“There is a strong competition for lead scrap and there are no signs that this is going down so we need to adjust to this environment,” he told delegates at Metal Bulletin’s 7th World Lead conference in Milan, Italy.
The high price of scrap over the past few years has been putting pressure on margins for secondary lead smelters, with very few smelters making any profits.
But despite this, it is not likely that these secondary smelters will close, Fyhr said.
“It is extremely expensive to shut down secondary smelters. Closing and cleaning up the area is more expensive than running operations at small losses. So this situation is likely to continue for many years,” Fyhr said.
This means that lead smelters need to find ways to adapt to this environment, he said.

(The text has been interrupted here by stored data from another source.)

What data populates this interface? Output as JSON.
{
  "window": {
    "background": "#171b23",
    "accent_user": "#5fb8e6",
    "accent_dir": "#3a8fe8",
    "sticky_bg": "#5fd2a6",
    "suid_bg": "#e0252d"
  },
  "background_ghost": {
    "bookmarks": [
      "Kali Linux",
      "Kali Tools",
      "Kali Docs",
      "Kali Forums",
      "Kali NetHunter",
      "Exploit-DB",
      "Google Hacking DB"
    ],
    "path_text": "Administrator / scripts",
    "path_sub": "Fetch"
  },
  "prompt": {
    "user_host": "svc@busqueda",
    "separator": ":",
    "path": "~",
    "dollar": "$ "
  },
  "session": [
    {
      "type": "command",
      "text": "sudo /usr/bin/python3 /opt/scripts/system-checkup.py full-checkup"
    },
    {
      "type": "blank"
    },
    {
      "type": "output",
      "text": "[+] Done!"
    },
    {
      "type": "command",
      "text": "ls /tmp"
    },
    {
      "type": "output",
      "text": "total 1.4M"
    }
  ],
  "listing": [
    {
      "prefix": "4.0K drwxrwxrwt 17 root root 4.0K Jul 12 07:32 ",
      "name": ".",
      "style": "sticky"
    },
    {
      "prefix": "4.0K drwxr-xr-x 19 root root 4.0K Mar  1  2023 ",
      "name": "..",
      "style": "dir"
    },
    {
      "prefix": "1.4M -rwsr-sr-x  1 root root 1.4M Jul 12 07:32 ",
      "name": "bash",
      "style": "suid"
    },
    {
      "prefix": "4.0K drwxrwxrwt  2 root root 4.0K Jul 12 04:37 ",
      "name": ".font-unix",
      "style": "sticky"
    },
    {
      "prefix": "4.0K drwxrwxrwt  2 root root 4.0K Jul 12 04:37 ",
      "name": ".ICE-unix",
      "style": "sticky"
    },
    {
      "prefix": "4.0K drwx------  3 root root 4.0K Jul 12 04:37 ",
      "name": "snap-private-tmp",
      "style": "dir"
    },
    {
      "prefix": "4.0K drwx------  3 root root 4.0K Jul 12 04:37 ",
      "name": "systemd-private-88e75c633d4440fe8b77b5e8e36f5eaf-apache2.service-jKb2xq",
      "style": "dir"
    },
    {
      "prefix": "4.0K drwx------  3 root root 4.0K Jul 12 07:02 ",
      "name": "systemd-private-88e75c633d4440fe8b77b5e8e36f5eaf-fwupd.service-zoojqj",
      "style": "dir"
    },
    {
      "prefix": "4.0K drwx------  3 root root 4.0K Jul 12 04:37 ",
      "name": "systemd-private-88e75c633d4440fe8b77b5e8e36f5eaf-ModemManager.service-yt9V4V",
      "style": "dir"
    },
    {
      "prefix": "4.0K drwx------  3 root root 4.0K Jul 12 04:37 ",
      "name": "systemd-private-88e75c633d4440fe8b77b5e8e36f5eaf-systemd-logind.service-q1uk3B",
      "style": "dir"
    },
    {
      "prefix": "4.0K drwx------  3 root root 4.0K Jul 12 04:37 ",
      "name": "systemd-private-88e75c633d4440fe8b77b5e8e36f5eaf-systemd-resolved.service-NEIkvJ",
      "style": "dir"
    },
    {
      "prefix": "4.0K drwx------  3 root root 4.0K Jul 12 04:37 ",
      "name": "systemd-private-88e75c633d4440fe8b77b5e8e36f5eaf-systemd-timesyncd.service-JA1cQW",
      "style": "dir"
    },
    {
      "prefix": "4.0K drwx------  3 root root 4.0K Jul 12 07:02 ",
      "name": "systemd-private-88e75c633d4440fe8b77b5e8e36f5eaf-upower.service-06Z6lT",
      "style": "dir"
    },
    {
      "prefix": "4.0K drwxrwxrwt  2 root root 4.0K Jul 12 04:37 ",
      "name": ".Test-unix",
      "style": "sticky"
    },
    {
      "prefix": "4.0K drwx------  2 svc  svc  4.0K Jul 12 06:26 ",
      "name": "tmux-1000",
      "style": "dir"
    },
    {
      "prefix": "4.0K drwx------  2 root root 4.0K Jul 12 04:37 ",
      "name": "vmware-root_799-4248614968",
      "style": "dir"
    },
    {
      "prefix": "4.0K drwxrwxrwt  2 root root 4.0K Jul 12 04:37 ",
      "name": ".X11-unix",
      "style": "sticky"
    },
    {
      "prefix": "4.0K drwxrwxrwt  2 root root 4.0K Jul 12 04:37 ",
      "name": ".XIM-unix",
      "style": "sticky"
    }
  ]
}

“Smelters need to adapt to become more efficient and find new revenue streams. This could include recycling plastic boxes or converting excess energy to electricity,” he said.

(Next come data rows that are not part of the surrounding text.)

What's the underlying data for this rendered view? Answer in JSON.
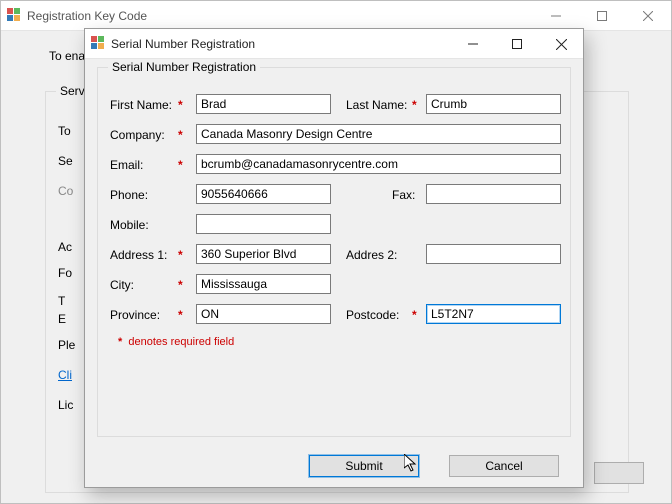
{
  "outer": {
    "title": "Registration Key Code",
    "enable_label": "To enab",
    "group_title": "Server",
    "lines": {
      "to": "To",
      "se": "Se",
      "co": "Co",
      "ac": "Ac",
      "fo": "Fo",
      "t": "T",
      "e": "E",
      "ple": "Ple",
      "cli": "Cli",
      "lic": "Lic"
    }
  },
  "dialog": {
    "title": "Serial Number Registration",
    "group_title": "Serial Number Registration",
    "labels": {
      "first_name": "First Name:",
      "last_name": "Last Name:",
      "company": "Company:",
      "email": "Email:",
      "phone": "Phone:",
      "fax": "Fax:",
      "mobile": "Mobile:",
      "address1": "Address 1:",
      "address2": "Addres 2:",
      "city": "City:",
      "province": "Province:",
      "postcode": "Postcode:"
    },
    "values": {
      "first_name": "Brad",
      "last_name": "Crumb",
      "company": "Canada Masonry Design Centre",
      "email": "bcrumb@canadamasonrycentre.com",
      "phone": "9055640666",
      "fax": "",
      "mobile": "",
      "address1": "360 Superior Blvd",
      "address2": "",
      "city": "Mississauga",
      "province": "ON",
      "postcode": "L5T2N7"
    },
    "required_mark": "*",
    "required_note": "denotes required field",
    "buttons": {
      "submit": "Submit",
      "cancel": "Cancel"
    }
  }
}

One factor that could encourage some secondary smelters to close are the changes in legalisation that are to be implemented in the near future.

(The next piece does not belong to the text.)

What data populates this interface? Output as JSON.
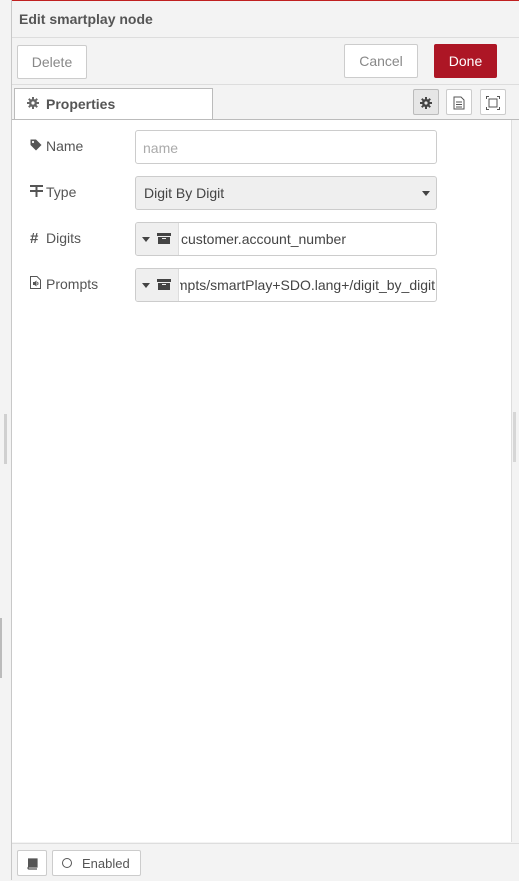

“These legislations will likely require significant investments for smelters and there is a question-mark over whether all smelters will be able to keep up with those investments when they have been running at losses and don’t have financially strong owners,” Fyhr said.
But although this could push some smelters to close, he said, secondary producers still need to prepare for more difficult years ahead.
“At Boliden we are becoming more efficient. We have reduced all types of waste, which will have a positive effect moving forward,” he added.